Une affaire d’indemnités des élus socialistes

L’affaire dans laquelle François Cuillandre est poursuivi avait débuté le 11 avril 2018 après la publication de plusieurs articles du Télégramme évoquant de possibles détournements de fonds commis par l’association Vivre à Brest. Cette association percevait les indemnités des élus PS directement de la trésorerie municipale de Brest avant de les reverser aux élus dans le cadre d’un système de mutualisation. François Cuillandre, bien que ne participant pas au système de mutualisation depuis qu’il a été élu maire en 2002, avait perçu 46.000 euros entre janvier 2007 et novembre 2016, notamment pour des remboursements de frais de campagne ou de cotisations au Parti socialiste, selon l’ordonnance de renvoi en correctionnelle.

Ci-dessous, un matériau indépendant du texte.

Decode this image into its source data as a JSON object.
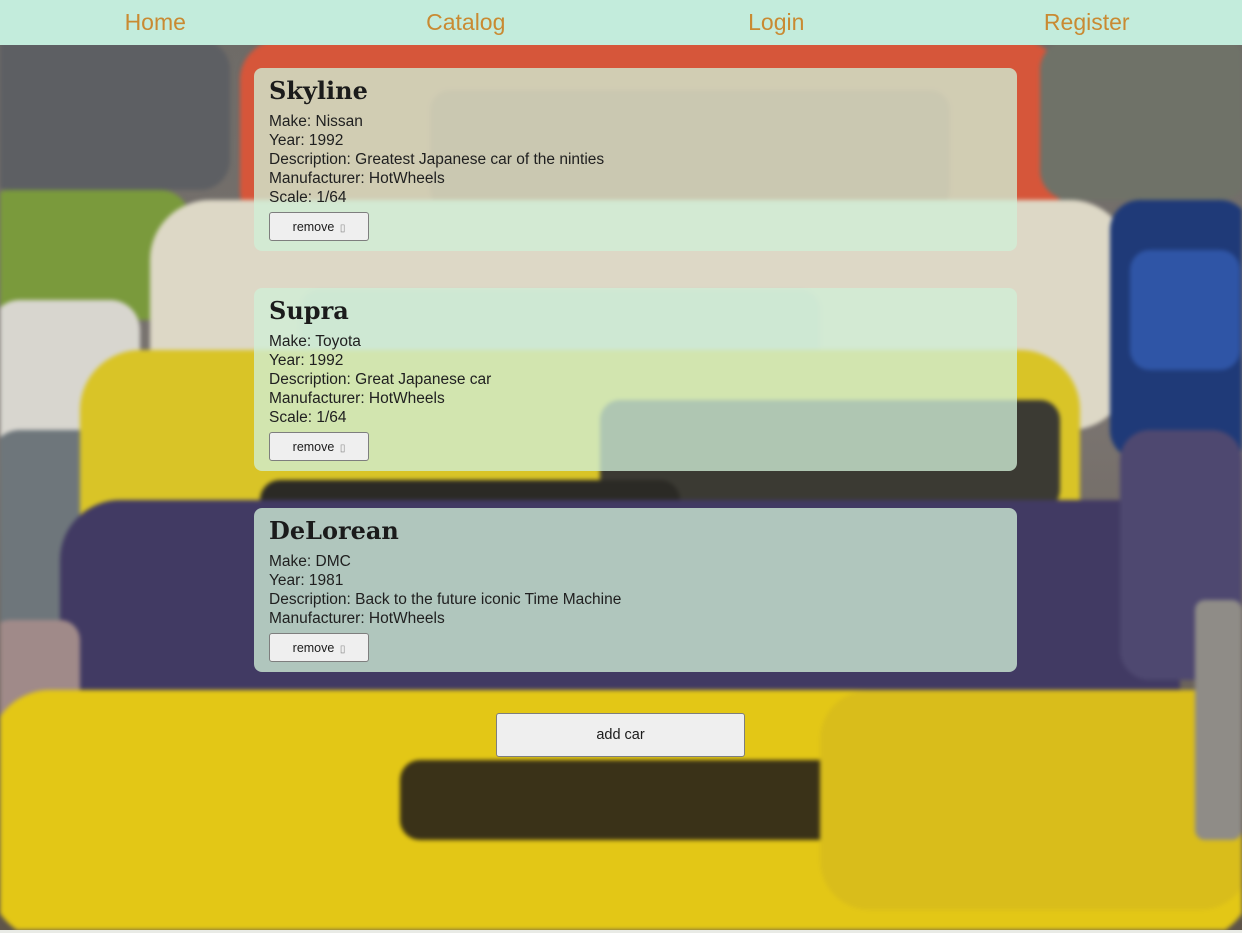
{
  "nav": {
    "items": [
      {
        "label": "Home"
      },
      {
        "label": "Catalog"
      },
      {
        "label": "Login"
      },
      {
        "label": "Register"
      }
    ]
  },
  "cars": [
    {
      "name": "Skyline",
      "make": "Make: Nissan",
      "year": "Year: 1992",
      "description": "Description: Greatest Japanese car of the ninties",
      "manufacturer": "Manufacturer: HotWheels",
      "scale": "Scale: 1/64",
      "remove_label": "remove"
    },
    {
      "name": "Supra",
      "make": "Make: Toyota",
      "year": "Year: 1992",
      "description": "Description: Great Japanese car",
      "manufacturer": "Manufacturer: HotWheels",
      "scale": "Scale: 1/64",
      "remove_label": "remove"
    },
    {
      "name": "DeLorean",
      "make": "Make: DMC",
      "year": "Year: 1981",
      "description": "Description: Back to the future iconic Time Machine",
      "manufacturer": "Manufacturer: HotWheels",
      "scale": "",
      "remove_label": "remove"
    }
  ],
  "add_button": {
    "label": "add car"
  },
  "icons": {
    "remove": "trash-icon"
  },
  "colors": {
    "nav_background": "#c3ecdc",
    "nav_link": "#c98a32",
    "card_background": "#d0eed6"
  }
}
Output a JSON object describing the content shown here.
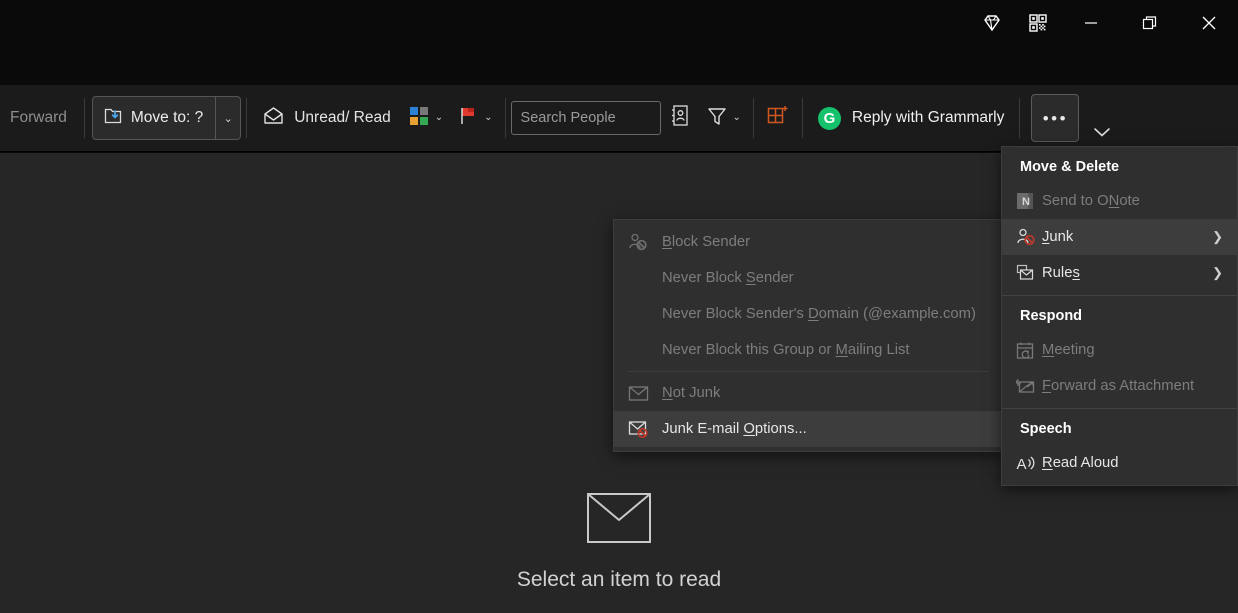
{
  "titlebar": {
    "buttons": [
      {
        "name": "diamond-icon",
        "label": "Diamond"
      },
      {
        "name": "qr-code-icon",
        "label": "QR Code"
      },
      {
        "name": "minimize-button",
        "label": "Minimize"
      },
      {
        "name": "restore-button",
        "label": "Restore"
      },
      {
        "name": "close-button",
        "label": "Close"
      }
    ]
  },
  "toolbar": {
    "forward_label": "Forward",
    "move_to_label": "Move to: ?",
    "unread_read_label": "Unread/ Read",
    "categorize_label": "Categorize",
    "follow_up_label": "Follow Up",
    "search_people_placeholder": "Search People",
    "address_book_label": "Address Book",
    "filter_email_label": "Filter Email",
    "new_group_label": "New Group",
    "grammarly_label": "Reply with Grammarly",
    "grammarly_mark": "G",
    "grammarly_color": "#15c26b",
    "overflow_label": "•••",
    "collapse_ribbon_label": "Collapse Ribbon",
    "caret": "⌄"
  },
  "reading_pane": {
    "empty_text": "Select an item to read",
    "envelope_icon": "envelope-icon"
  },
  "overflow_menu": {
    "sections": [
      {
        "header": "Move & Delete",
        "items": [
          {
            "icon": "onenote-icon",
            "label_pre": "Send to O",
            "label_key": "N",
            "label_post": "ote",
            "disabled": true,
            "submenu": false,
            "highlight": false
          },
          {
            "icon": "junk-icon",
            "label_pre": "",
            "label_key": "J",
            "label_post": "unk",
            "disabled": false,
            "submenu": true,
            "highlight": true
          },
          {
            "icon": "rules-icon",
            "label_pre": "Rule",
            "label_key": "s",
            "label_post": "",
            "disabled": false,
            "submenu": true,
            "highlight": false
          }
        ]
      },
      {
        "header": "Respond",
        "items": [
          {
            "icon": "meeting-icon",
            "label_pre": "",
            "label_key": "M",
            "label_post": "eeting",
            "disabled": true,
            "submenu": false,
            "highlight": false
          },
          {
            "icon": "forward-attachment-icon",
            "label_pre": "",
            "label_key": "F",
            "label_post": "orward as Attachment",
            "disabled": true,
            "submenu": false,
            "highlight": false
          }
        ]
      },
      {
        "header": "Speech",
        "items": [
          {
            "icon": "read-aloud-icon",
            "label_pre": "",
            "label_key": "R",
            "label_post": "ead Aloud",
            "disabled": false,
            "submenu": false,
            "highlight": false
          }
        ]
      }
    ]
  },
  "junk_submenu": {
    "items": [
      {
        "icon": "block-sender-icon",
        "label_pre": "",
        "label_key": "B",
        "label_post": "lock Sender",
        "disabled": true,
        "indent": false,
        "highlight": false,
        "divider_after": false
      },
      {
        "icon": "",
        "label_pre": "Never Block ",
        "label_key": "S",
        "label_post": "ender",
        "disabled": true,
        "indent": true,
        "highlight": false,
        "divider_after": false
      },
      {
        "icon": "",
        "label_pre": "Never Block Sender's ",
        "label_key": "D",
        "label_post": "omain (@example.com)",
        "disabled": true,
        "indent": true,
        "highlight": false,
        "divider_after": false
      },
      {
        "icon": "",
        "label_pre": "Never Block this Group or ",
        "label_key": "M",
        "label_post": "ailing List",
        "disabled": true,
        "indent": true,
        "highlight": false,
        "divider_after": true
      },
      {
        "icon": "not-junk-icon",
        "label_pre": "",
        "label_key": "N",
        "label_post": "ot Junk",
        "disabled": true,
        "indent": false,
        "highlight": false,
        "divider_after": false
      },
      {
        "icon": "junk-email-options-icon",
        "label_pre": "Junk E-mail ",
        "label_key": "O",
        "label_post": "ptions...",
        "disabled": false,
        "indent": false,
        "highlight": true,
        "divider_after": false
      }
    ]
  }
}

Le maire s’était justifié durant l’enquête en disant avoir été un gros contributeur de l’association par le passé, à hauteur de 100.000 euros entre 1989 et 2000, et avait estimé normal que l’association lui rembourse des sommes engagées au bénéfice de tous les élus socialistes. Il avait en outre perçu 9.000 euros en avance ou prêts, dont 4.000 euros destinés au financement de l’activité professionnelle de son fils. Mis en examen en octobre 2019, il a toujours nié avoir commis une infraction.